Benedetti et al. suggest weaknesses of our trial. Despite debate among statisticians, stratified and regression analyses are commonly used to adjust the estimate of treatment effect for confounding variables that have arisen because of imbalanced prognostic factors between trial groups. A thorough examination of these variables was carried out in our trial, and only the number of enhancing lesions affected the estimate of treatment effect (Table S5 in the Supplementary Appendix of our article, available at NEJM.org). Multifocal symptom onset was not considered because it does not consistently influence prognosis. Although adjustment for the number of enhancing lesions attenuated the treatment effect, the risk of conversion from a clinically isolated syndrome to multiple sclerosis remained significantly lower with minocycline than with placebo over a period of 6 months.

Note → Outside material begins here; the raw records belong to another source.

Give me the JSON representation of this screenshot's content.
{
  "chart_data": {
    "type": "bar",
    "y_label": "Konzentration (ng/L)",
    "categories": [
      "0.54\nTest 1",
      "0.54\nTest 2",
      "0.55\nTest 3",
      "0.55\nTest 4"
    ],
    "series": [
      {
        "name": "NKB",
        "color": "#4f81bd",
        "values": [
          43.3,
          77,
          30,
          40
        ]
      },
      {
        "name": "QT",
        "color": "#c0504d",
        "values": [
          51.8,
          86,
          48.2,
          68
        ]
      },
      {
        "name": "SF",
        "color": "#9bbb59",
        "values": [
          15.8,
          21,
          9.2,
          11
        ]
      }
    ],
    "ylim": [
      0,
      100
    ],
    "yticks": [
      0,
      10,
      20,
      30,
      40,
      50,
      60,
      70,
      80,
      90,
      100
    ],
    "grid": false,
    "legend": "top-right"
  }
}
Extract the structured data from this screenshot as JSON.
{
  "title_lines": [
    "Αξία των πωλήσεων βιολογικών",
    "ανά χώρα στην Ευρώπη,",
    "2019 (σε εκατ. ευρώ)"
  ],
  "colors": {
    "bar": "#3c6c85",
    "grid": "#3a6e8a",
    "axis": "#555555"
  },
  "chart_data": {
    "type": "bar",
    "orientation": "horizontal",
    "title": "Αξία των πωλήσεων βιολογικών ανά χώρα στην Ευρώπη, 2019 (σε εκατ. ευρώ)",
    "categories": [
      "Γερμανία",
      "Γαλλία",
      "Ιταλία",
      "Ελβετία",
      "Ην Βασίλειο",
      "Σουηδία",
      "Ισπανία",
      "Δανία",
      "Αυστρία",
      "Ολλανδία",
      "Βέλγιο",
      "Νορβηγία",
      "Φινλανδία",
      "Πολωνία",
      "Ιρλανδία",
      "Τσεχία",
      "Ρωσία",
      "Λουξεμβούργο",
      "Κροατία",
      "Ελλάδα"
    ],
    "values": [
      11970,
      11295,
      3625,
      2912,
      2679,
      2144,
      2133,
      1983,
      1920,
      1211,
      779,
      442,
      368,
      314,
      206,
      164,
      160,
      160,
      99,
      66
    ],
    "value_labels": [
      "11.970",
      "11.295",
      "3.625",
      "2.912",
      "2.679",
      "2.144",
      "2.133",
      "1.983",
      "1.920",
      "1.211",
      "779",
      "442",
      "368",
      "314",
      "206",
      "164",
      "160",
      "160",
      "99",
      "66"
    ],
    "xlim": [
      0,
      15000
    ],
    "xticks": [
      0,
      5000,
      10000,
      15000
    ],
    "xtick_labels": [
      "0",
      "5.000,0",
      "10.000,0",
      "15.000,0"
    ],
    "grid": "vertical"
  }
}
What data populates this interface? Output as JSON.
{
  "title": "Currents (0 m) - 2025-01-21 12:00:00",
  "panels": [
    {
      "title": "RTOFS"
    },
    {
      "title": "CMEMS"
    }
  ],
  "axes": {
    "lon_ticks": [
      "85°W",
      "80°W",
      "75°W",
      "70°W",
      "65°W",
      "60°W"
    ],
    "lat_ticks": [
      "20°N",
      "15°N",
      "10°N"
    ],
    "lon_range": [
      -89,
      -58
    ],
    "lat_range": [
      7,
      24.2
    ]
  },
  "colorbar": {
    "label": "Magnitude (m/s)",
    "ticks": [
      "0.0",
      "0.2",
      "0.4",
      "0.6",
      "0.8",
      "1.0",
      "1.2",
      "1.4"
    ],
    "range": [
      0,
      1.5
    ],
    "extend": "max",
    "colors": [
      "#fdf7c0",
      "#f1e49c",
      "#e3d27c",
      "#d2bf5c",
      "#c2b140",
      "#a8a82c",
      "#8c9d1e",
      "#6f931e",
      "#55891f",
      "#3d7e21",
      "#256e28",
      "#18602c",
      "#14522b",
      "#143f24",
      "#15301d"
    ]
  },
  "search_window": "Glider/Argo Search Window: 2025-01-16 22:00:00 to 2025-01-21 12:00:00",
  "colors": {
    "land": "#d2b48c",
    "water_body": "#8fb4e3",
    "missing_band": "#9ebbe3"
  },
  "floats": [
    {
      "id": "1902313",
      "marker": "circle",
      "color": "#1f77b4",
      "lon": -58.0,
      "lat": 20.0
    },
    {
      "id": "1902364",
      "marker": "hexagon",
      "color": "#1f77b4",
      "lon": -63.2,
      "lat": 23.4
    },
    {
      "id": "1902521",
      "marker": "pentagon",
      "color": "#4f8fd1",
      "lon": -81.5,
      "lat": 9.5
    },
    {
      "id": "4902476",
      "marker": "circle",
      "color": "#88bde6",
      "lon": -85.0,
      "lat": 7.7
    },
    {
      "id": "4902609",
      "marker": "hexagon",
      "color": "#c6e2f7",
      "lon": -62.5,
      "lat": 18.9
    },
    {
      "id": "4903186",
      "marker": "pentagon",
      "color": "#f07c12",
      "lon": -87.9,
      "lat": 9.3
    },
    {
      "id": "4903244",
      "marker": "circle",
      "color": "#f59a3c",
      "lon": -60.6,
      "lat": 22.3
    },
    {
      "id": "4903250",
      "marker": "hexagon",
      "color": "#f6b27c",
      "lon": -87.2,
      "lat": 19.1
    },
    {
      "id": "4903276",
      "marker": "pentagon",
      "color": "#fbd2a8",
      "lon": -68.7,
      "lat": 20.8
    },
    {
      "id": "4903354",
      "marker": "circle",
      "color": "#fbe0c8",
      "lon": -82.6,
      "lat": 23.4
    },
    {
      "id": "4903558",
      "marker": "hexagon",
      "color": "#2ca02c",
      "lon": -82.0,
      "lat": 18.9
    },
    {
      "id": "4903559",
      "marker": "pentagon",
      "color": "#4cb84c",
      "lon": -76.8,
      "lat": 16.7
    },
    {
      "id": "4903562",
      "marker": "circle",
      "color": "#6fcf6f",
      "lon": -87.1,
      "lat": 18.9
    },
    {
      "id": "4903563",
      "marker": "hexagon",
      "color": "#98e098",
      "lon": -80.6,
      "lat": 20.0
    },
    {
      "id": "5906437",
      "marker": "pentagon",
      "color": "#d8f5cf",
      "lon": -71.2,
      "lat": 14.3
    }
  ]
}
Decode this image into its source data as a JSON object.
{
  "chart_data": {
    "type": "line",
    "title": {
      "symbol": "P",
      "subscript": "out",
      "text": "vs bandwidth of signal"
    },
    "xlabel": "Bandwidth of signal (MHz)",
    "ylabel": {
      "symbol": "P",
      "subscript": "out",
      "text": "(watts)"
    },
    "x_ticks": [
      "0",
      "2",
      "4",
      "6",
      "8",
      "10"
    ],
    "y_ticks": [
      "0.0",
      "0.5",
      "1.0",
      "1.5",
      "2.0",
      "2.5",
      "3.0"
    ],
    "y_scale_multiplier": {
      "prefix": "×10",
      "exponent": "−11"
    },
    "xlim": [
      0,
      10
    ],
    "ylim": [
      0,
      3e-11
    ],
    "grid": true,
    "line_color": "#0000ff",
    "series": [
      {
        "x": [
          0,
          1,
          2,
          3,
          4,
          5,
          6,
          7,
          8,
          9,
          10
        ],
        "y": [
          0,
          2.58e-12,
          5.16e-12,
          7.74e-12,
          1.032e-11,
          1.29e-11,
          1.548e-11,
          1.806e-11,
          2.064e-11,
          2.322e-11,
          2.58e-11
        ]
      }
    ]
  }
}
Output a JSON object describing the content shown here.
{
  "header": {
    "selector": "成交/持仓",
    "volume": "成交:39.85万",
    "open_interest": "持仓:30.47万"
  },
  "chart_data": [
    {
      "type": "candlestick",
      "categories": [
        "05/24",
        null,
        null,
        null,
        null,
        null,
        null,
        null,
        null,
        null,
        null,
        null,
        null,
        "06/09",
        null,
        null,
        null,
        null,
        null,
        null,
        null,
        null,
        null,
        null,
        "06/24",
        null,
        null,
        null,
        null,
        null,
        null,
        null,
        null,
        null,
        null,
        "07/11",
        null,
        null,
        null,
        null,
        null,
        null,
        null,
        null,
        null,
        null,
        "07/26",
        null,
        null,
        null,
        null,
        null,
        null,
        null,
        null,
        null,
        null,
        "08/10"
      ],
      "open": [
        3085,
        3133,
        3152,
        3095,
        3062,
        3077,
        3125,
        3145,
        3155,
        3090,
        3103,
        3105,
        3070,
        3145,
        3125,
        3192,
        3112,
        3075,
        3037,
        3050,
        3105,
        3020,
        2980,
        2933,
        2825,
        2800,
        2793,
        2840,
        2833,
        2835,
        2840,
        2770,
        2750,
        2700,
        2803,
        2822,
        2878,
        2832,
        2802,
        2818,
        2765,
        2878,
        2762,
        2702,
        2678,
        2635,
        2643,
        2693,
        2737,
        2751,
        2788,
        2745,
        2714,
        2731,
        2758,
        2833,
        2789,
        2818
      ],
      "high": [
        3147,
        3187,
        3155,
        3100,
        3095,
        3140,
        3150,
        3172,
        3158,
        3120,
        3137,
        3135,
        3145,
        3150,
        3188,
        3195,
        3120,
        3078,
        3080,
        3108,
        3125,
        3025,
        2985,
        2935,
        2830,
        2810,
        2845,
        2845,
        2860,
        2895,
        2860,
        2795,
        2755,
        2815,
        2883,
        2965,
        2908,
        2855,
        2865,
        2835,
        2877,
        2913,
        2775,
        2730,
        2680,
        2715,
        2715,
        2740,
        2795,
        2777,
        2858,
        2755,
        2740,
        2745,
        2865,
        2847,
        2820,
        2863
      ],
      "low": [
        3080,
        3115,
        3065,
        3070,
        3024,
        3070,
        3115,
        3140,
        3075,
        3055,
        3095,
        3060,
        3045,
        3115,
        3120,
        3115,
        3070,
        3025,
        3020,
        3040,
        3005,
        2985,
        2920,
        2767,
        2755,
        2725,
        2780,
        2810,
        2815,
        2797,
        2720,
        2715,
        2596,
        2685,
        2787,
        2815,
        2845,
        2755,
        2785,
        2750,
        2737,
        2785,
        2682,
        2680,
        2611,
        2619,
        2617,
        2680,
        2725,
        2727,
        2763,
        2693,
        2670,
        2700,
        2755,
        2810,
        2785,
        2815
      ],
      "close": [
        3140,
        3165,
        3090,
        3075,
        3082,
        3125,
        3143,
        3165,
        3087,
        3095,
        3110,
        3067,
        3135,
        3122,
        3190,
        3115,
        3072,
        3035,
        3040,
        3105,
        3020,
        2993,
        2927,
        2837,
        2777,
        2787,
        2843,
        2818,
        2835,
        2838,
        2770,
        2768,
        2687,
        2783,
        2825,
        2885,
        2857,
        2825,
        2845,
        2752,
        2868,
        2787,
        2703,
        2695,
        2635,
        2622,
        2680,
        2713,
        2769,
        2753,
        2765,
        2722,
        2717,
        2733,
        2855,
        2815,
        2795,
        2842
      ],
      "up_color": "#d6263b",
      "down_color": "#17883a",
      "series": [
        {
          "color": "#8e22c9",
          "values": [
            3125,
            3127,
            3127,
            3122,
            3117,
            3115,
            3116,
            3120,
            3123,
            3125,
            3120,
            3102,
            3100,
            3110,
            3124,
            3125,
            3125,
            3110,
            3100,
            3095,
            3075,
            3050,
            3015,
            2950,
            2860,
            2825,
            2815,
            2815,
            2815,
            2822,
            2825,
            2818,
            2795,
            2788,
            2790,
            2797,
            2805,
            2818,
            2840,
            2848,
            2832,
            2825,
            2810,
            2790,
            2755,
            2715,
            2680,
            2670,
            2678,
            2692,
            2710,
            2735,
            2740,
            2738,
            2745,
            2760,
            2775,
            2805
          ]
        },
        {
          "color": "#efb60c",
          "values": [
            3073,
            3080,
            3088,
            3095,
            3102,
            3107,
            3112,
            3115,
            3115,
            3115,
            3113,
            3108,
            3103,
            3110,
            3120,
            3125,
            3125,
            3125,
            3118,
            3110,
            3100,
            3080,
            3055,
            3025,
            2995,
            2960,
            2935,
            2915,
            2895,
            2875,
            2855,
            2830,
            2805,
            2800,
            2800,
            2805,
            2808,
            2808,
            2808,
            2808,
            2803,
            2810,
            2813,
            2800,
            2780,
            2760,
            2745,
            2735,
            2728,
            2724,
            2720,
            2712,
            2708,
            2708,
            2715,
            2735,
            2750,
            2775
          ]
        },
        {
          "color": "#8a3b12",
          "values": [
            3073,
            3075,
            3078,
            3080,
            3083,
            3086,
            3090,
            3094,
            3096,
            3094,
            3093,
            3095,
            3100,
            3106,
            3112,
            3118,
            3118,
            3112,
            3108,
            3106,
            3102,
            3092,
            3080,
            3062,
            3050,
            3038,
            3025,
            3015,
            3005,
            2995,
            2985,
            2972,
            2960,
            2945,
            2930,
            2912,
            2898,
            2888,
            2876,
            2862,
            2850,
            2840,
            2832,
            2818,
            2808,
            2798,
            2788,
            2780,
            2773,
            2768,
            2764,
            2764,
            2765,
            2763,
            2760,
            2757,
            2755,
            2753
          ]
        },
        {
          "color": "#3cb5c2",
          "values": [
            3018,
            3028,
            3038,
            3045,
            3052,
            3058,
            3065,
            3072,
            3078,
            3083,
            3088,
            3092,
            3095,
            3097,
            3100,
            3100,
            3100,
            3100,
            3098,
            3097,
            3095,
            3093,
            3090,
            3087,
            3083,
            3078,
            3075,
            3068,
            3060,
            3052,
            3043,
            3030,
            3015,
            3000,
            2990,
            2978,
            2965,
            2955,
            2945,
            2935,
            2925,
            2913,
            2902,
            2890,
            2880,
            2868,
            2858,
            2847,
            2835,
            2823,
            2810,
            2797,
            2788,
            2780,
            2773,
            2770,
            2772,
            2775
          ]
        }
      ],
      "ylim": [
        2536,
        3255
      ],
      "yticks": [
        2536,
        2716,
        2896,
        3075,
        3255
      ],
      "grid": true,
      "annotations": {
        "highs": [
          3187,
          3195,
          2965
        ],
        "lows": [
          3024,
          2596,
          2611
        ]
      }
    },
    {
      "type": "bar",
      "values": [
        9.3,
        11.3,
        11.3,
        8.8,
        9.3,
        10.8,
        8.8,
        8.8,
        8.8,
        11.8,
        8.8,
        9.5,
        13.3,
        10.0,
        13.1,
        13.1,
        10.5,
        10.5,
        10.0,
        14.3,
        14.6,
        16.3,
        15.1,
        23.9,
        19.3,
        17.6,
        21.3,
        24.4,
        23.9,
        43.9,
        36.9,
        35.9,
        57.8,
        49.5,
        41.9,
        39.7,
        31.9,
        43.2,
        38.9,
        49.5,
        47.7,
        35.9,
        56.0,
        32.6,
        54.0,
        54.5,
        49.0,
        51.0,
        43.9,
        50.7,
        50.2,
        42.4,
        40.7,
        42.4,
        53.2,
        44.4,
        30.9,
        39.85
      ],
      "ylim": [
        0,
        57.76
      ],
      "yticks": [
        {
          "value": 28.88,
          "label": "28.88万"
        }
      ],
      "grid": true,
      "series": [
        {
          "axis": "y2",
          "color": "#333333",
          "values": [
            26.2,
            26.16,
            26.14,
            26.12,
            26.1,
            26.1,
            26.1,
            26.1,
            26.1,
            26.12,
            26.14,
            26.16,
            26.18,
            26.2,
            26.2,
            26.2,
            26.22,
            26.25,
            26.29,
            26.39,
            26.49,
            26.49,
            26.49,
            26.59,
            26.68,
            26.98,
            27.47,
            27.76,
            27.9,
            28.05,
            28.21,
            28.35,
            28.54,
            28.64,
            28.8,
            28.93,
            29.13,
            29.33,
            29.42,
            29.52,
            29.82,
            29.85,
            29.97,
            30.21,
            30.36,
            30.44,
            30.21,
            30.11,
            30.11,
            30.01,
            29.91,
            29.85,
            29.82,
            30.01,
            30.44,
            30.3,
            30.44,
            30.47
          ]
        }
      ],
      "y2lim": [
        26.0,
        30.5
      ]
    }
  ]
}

The RECYCLINE trial mentioned by Benedetti and colleagues was underpowered and evaluated minocycline as an add-on therapy to treatment with interferon beta-1a. The lack of an additive effect in that trial is not evidence that minocycline alone is ineffective.

Luanne M. Metz, M.D.
University of Calgary, Calgary, AB, Canada
lmetz@ucalgary.ca

Misha Eliasziw, Ph.D.
Tufts University, Boston, MA

Since publication of their article, the authors report no further potential conflict of interest.